HDP registra 27% dos atendimentos relacionados a doenças respiratórias em maio
Em Rodeio Bonito, 70% das internações atualmente estão relacionadas a vírus sazonais
O avanço das doenças respiratórias tem provocado um aumento significativo na procura por atendimento médico e nas internações hospitalares em municípios da região. Hospitais relatam crescimento da demanda por pacientes com síndromes gripais, influenza e outras infecções respiratórias, cenário que acompanha a pressão observada também nas unidades básicas de saúde e em todo o Rio Grande do Sul. A situação levou o governo estadual a decretar estado de emergência em saúde pública.
Em Rodeio Bonito, o diretor clínico da Associação Hospitalar São José, médico Guilherme Airon Cruz, afirma que o aumento dos casos já é percebido de forma intensa no dia a dia da instituição. Segundo ele, entre 70% e 80% dos atendimentos realizados durante os plantões estão relacionados a infecções respiratórias.
O reflexo também aparece nas internações, que registraram crescimento expressivo nas últimas semanas. “Aproximadamente 70% das hospitalizações hoje são em virtude dessas infecções respiratórias”, destaca o diretor clínico. De acordo com o médico, os diagnósticos mais frequentes são os de influenza, incluindo os subtipos H1N1 e Influenza A e B. Até o momento, os casos de Covid-19 não têm representado impacto significativo na unidade.
O Hospital Pio XII, de Seberi, também observa aumento na procura por atendimento. Conforme a administradora Joice Nietzke, houve crescimento considerável na demanda por pacientes com síndromes gripais, tanto entre crianças quanto entre idosos, resultando em mais internações em diferentes faixas etárias.

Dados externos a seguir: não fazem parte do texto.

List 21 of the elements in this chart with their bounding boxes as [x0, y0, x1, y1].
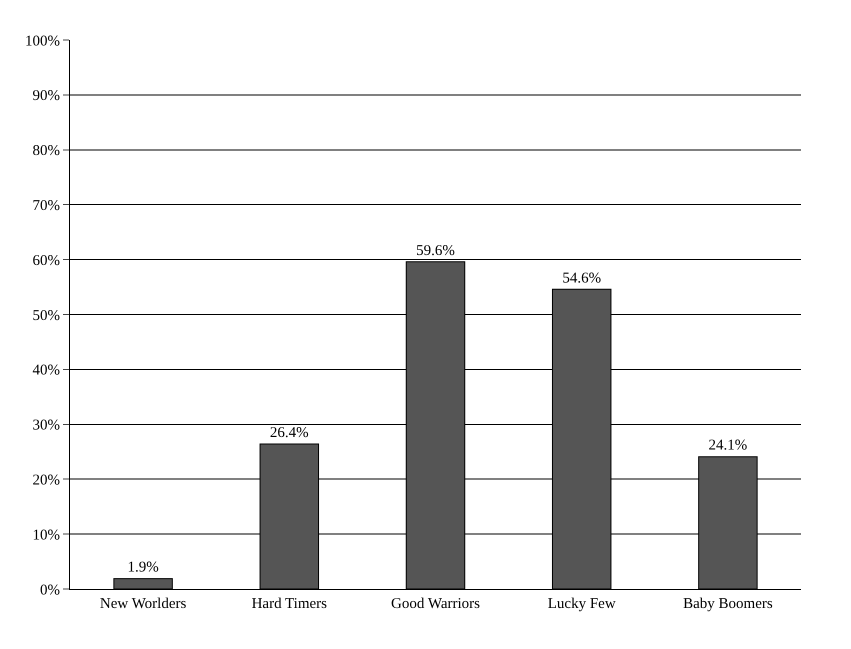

Em Frederico Westphalen, o Hospital Divina Providência (HDP) também acompanha o avanço das doenças respiratórias. Dados do Serviço de Controle de Infecção Hospitalar (SCIRAS) e do Núcleo de Segurança do Paciente (NSP) apontam que, durante o mês de maio de 2026, o Pronto-Socorro registrou 2.481 atendimentos. Em períodos analisados entre os dias 1º e 22 de maio, foram contabilizados 632 atendimentos, dos quais 172 estavam relacionados a quadros respiratórios, o equivalente a aproximadamente 27% do total analisado.
Até a terça-feira, 2, a instituição mantinha 17 pacientes internados por causas respiratórias, incluindo casos de influenza, pneumonia e Síndrome Respiratória Aguda Grave (SRAG). Os diagnósticos mais frequentes atualmente são Influenza A, Influenza B e adenovírus.
Crianças lideram número de casos
Embora os idosos continuem entre os grupos mais vulneráveis às complicações, profissionais da saúde relatam que as crianças têm sido as mais afetadas pela circulação dos vírus respiratórios. Em Rodeio Bonito, o diretor clínico da Associação Hospitalar São José afirma que a faixa etária pediátrica é atualmente a mais acometida. A mesma realidade é observada no Hospital Divina Providência, onde a maior parte dos atendimentos relacionados a doenças respiratórias corresponde à população infantil, especialmente crianças de baixa faixa etária.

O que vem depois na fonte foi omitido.